UPSC Maths 2025 Paper 2 Q1a — Solution

10 marks · Section A

Question

Let $H$ and $K$ be two subgroups of a group $G$ such that $o(H) > \sqrt{o(G)}$ and $o(K) > \sqrt{o(G)}$ . Show that $H \cap K \neq \{e\}$ , where $e$ is the identity element. Here $o(H)$ , $o(K)$ and $o(G)$ denote the order of $H$ , $K$ and $G$ respectively.

Technique

Count using the product-set order formula $|HK| = \dfrac{|H|\,|K|}{|H\cap K|}$ together with the bound $|HK| \le |G|$ .

Solution

Since $H,K$ are finite subgroups of $G$ , consider the product set $HK = \{\, hk : h\in H,\ k\in K \,\}.$

Step 1 — Order of the product set. For finite subgroups $H,K$ of $G$ , $|HK| = \frac{|H|\,|K|}{|H\cap K|}. \tag{$\ast$}$

Proof of $(\ast)$ . Define a map from $H\times K$ onto $HK$ by $(h,k)\mapsto hk$ . For a fixed product $g=hk$ , the pairs $(h',k')$ with $h'k'=hk$ are exactly $h' = ht,\ k' = t^{-1}k$ for $t\in H\cap K$ (since $h'k'=hk \Rightarrow h^{-1}h' = k(k')^{-1} =: t \in H\cap K$ ). Thus every element of $HK$ has exactly $|H\cap K|$ preimages, so $|H\times K| = |HK|\cdot |H\cap K| \implies |HK| = \frac{|H|\,|K|}{|H\cap K|}.$

Step 2 — Bound the product set. Although $HK$ need not be a subgroup (since $G$ may be non-Abelian), it is a subset of $G$ , so $|HK| \le |G| = o(G). \tag{$\ast\ast$}$

Step 3 — Combine. Suppose, for contradiction, that $H\cap K = \{e\}$ , i.e. $|H\cap K| = 1$ . Then by $(\ast)$ , $|HK| = |H|\,|K| = o(H)\,o(K).$ Using the hypotheses $o(H) > \sqrt{o(G)}$ and $o(K) > \sqrt{o(G)}$ , $|HK| = o(H)\,o(K) > \sqrt{o(G)}\cdot\sqrt{o(G)} = o(G).$ This contradicts $(\ast\ast)$ , namely $|HK| \le o(G)$ .
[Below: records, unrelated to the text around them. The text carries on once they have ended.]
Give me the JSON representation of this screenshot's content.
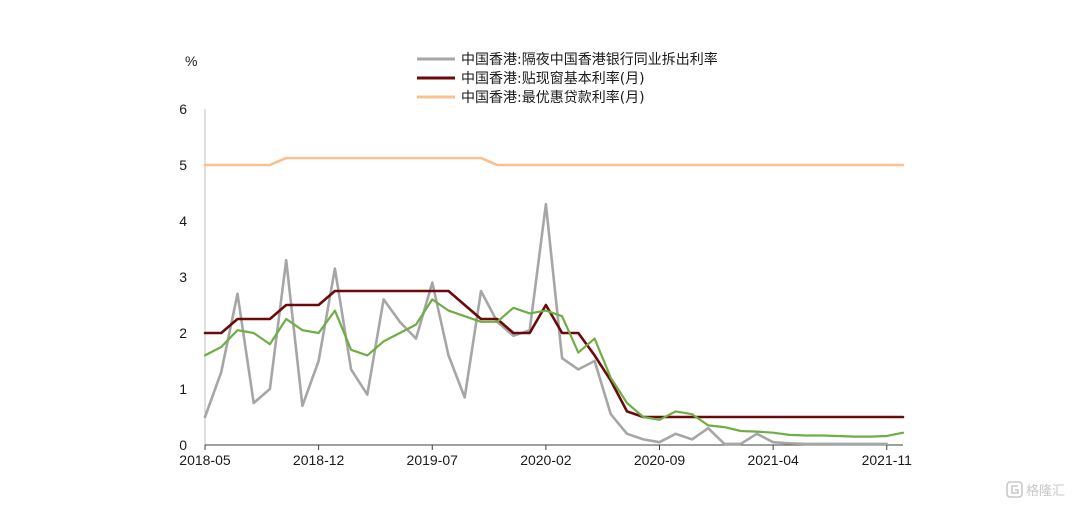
{
  "chart_data": {
    "type": "line",
    "unit_label": "%",
    "ylim": [
      0,
      6
    ],
    "yticks": [
      0,
      1,
      2,
      3,
      4,
      5,
      6
    ],
    "xlim": [
      "2018-05",
      "2021-12"
    ],
    "xticks": [
      "2018-05",
      "2018-12",
      "2019-07",
      "2020-02",
      "2020-09",
      "2021-04",
      "2021-11"
    ],
    "grid": false,
    "legend_position": "top",
    "series": [
      {
        "name": "中国香港:隔夜中国香港银行同业拆出利率",
        "color": "#a6a6a6",
        "points": [
          [
            "2018-05",
            0.5
          ],
          [
            "2018-06",
            1.3
          ],
          [
            "2018-07",
            2.7
          ],
          [
            "2018-08",
            0.75
          ],
          [
            "2018-09",
            1.0
          ],
          [
            "2018-10",
            3.3
          ],
          [
            "2018-11",
            0.7
          ],
          [
            "2018-12",
            1.5
          ],
          [
            "2019-01",
            3.15
          ],
          [
            "2019-02",
            1.35
          ],
          [
            "2019-03",
            0.9
          ],
          [
            "2019-04",
            2.6
          ],
          [
            "2019-05",
            2.2
          ],
          [
            "2019-06",
            1.9
          ],
          [
            "2019-07",
            2.9
          ],
          [
            "2019-08",
            1.6
          ],
          [
            "2019-09",
            0.85
          ],
          [
            "2019-10",
            2.75
          ],
          [
            "2019-11",
            2.2
          ],
          [
            "2019-12",
            1.95
          ],
          [
            "2020-01",
            2.05
          ],
          [
            "2020-02",
            4.3
          ],
          [
            "2020-03",
            1.55
          ],
          [
            "2020-04",
            1.35
          ],
          [
            "2020-05",
            1.5
          ],
          [
            "2020-06",
            0.55
          ],
          [
            "2020-07",
            0.2
          ],
          [
            "2020-08",
            0.1
          ],
          [
            "2020-09",
            0.05
          ],
          [
            "2020-10",
            0.2
          ],
          [
            "2020-11",
            0.1
          ],
          [
            "2020-12",
            0.3
          ],
          [
            "2021-01",
            0.02
          ],
          [
            "2021-02",
            0.02
          ],
          [
            "2021-03",
            0.2
          ],
          [
            "2021-04",
            0.05
          ],
          [
            "2021-05",
            0.03
          ],
          [
            "2021-06",
            0.02
          ],
          [
            "2021-07",
            0.02
          ],
          [
            "2021-08",
            0.02
          ],
          [
            "2021-09",
            0.02
          ],
          [
            "2021-10",
            0.02
          ],
          [
            "2021-11",
            0.02
          ]
        ]
      },
      {
        "name": "中国香港:贴现窗基本利率(月)",
        "color": "#6b0a0a",
        "points": [
          [
            "2018-05",
            2.0
          ],
          [
            "2018-06",
            2.0
          ],
          [
            "2018-07",
            2.25
          ],
          [
            "2018-08",
            2.25
          ],
          [
            "2018-09",
            2.25
          ],
          [
            "2018-10",
            2.5
          ],
          [
            "2018-11",
            2.5
          ],
          [
            "2018-12",
            2.5
          ],
          [
            "2019-01",
            2.75
          ],
          [
            "2019-02",
            2.75
          ],
          [
            "2019-03",
            2.75
          ],
          [
            "2019-04",
            2.75
          ],
          [
            "2019-05",
            2.75
          ],
          [
            "2019-06",
            2.75
          ],
          [
            "2019-07",
            2.75
          ],
          [
            "2019-08",
            2.75
          ],
          [
            "2019-09",
            2.5
          ],
          [
            "2019-10",
            2.25
          ],
          [
            "2019-11",
            2.25
          ],
          [
            "2019-12",
            2.0
          ],
          [
            "2020-01",
            2.0
          ],
          [
            "2020-02",
            2.5
          ],
          [
            "2020-03",
            2.0
          ],
          [
            "2020-04",
            2.0
          ],
          [
            "2020-05",
            1.6
          ],
          [
            "2020-06",
            1.15
          ],
          [
            "2020-07",
            0.6
          ],
          [
            "2020-08",
            0.5
          ],
          [
            "2020-09",
            0.5
          ],
          [
            "2020-10",
            0.5
          ],
          [
            "2020-11",
            0.5
          ],
          [
            "2020-12",
            0.5
          ],
          [
            "2021-01",
            0.5
          ],
          [
            "2021-02",
            0.5
          ],
          [
            "2021-03",
            0.5
          ],
          [
            "2021-04",
            0.5
          ],
          [
            "2021-05",
            0.5
          ],
          [
            "2021-06",
            0.5
          ],
          [
            "2021-07",
            0.5
          ],
          [
            "2021-08",
            0.5
          ],
          [
            "2021-09",
            0.5
          ],
          [
            "2021-10",
            0.5
          ],
          [
            "2021-11",
            0.5
          ],
          [
            "2021-12",
            0.5
          ]
        ]
      },
      {
        "name": "中国香港:最优惠贷款利率(月)",
        "color": "#fac090",
        "points": [
          [
            "2018-05",
            5.0
          ],
          [
            "2018-06",
            5.0
          ],
          [
            "2018-07",
            5.0
          ],
          [
            "2018-08",
            5.0
          ],
          [
            "2018-09",
            5.0
          ],
          [
            "2018-10",
            5.125
          ],
          [
            "2018-11",
            5.125
          ],
          [
            "2018-12",
            5.125
          ],
          [
            "2019-01",
            5.125
          ],
          [
            "2019-02",
            5.125
          ],
          [
            "2019-03",
            5.125
          ],
          [
            "2019-04",
            5.125
          ],
          [
            "2019-05",
            5.125
          ],
          [
            "2019-06",
            5.125
          ],
          [
            "2019-07",
            5.125
          ],
          [
            "2019-08",
            5.125
          ],
          [
            "2019-09",
            5.125
          ],
          [
            "2019-10",
            5.125
          ],
          [
            "2019-11",
            5.0
          ],
          [
            "2019-12",
            5.0
          ],
          [
            "2020-01",
            5.0
          ],
          [
            "2020-02",
            5.0
          ],
          [
            "2020-03",
            5.0
          ],
          [
            "2020-04",
            5.0
          ],
          [
            "2020-05",
            5.0
          ],
          [
            "2020-06",
            5.0
          ],
          [
            "2020-07",
            5.0
          ],
          [
            "2020-08",
            5.0
          ],
          [
            "2020-09",
            5.0
          ],
          [
            "2020-10",
            5.0
          ],
          [
            "2020-11",
            5.0
          ],
          [
            "2020-12",
            5.0
          ],
          [
            "2021-01",
            5.0
          ],
          [
            "2021-02",
            5.0
          ],
          [
            "2021-03",
            5.0
          ],
          [
            "2021-04",
            5.0
          ],
          [
            "2021-05",
            5.0
          ],
          [
            "2021-06",
            5.0
          ],
          [
            "2021-07",
            5.0
          ],
          [
            "2021-08",
            5.0
          ],
          [
            "2021-09",
            5.0
          ],
          [
            "2021-10",
            5.0
          ],
          [
            "2021-11",
            5.0
          ],
          [
            "2021-12",
            5.0
          ]
        ]
      },
      {
        "name": "",
        "color": "#70ad47",
        "legend": false,
        "points": [
          [
            "2018-05",
            1.6
          ],
          [
            "2018-06",
            1.75
          ],
          [
            "2018-07",
            2.05
          ],
          [
            "2018-08",
            2.0
          ],
          [
            "2018-09",
            1.8
          ],
          [
            "2018-10",
            2.25
          ],
          [
            "2018-11",
            2.05
          ],
          [
            "2018-12",
            2.0
          ],
          [
            "2019-01",
            2.4
          ],
          [
            "2019-02",
            1.7
          ],
          [
            "2019-03",
            1.6
          ],
          [
            "2019-04",
            1.85
          ],
          [
            "2019-05",
            2.0
          ],
          [
            "2019-06",
            2.15
          ],
          [
            "2019-07",
            2.6
          ],
          [
            "2019-08",
            2.4
          ],
          [
            "2019-09",
            2.3
          ],
          [
            "2019-10",
            2.2
          ],
          [
            "2019-11",
            2.2
          ],
          [
            "2019-12",
            2.45
          ],
          [
            "2020-01",
            2.35
          ],
          [
            "2020-02",
            2.4
          ],
          [
            "2020-03",
            2.3
          ],
          [
            "2020-04",
            1.65
          ],
          [
            "2020-05",
            1.9
          ],
          [
            "2020-06",
            1.2
          ],
          [
            "2020-07",
            0.75
          ],
          [
            "2020-08",
            0.5
          ],
          [
            "2020-09",
            0.45
          ],
          [
            "2020-10",
            0.6
          ],
          [
            "2020-11",
            0.55
          ],
          [
            "2020-12",
            0.35
          ],
          [
            "2021-01",
            0.32
          ],
          [
            "2021-02",
            0.25
          ],
          [
            "2021-03",
            0.24
          ],
          [
            "2021-04",
            0.22
          ],
          [
            "2021-05",
            0.18
          ],
          [
            "2021-06",
            0.17
          ],
          [
            "2021-07",
            0.17
          ],
          [
            "2021-08",
            0.16
          ],
          [
            "2021-09",
            0.15
          ],
          [
            "2021-10",
            0.15
          ],
          [
            "2021-11",
            0.16
          ],
          [
            "2021-12",
            0.22
          ]
        ]
      }
    ]
  },
  "watermark": {
    "text": "格隆汇",
    "logo_icon": "g-logo-icon"
  }
}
Hence the assumption is false, and $|H\cap K| > 1, \quad\text{i.e.}\quad H\cap K \neq \{e\}. \qquad \blacksquare$

Answer

$H\cap K \neq \{e\}$ . The proof rests on $|HK| = \dfrac{o(H)\,o(K)}{|H\cap K|} \le o(G)$ ; if the intersection were trivial, $o(H)\,o(K) > o(G)$ would force $|HK| > o(G)$ , which is impossible.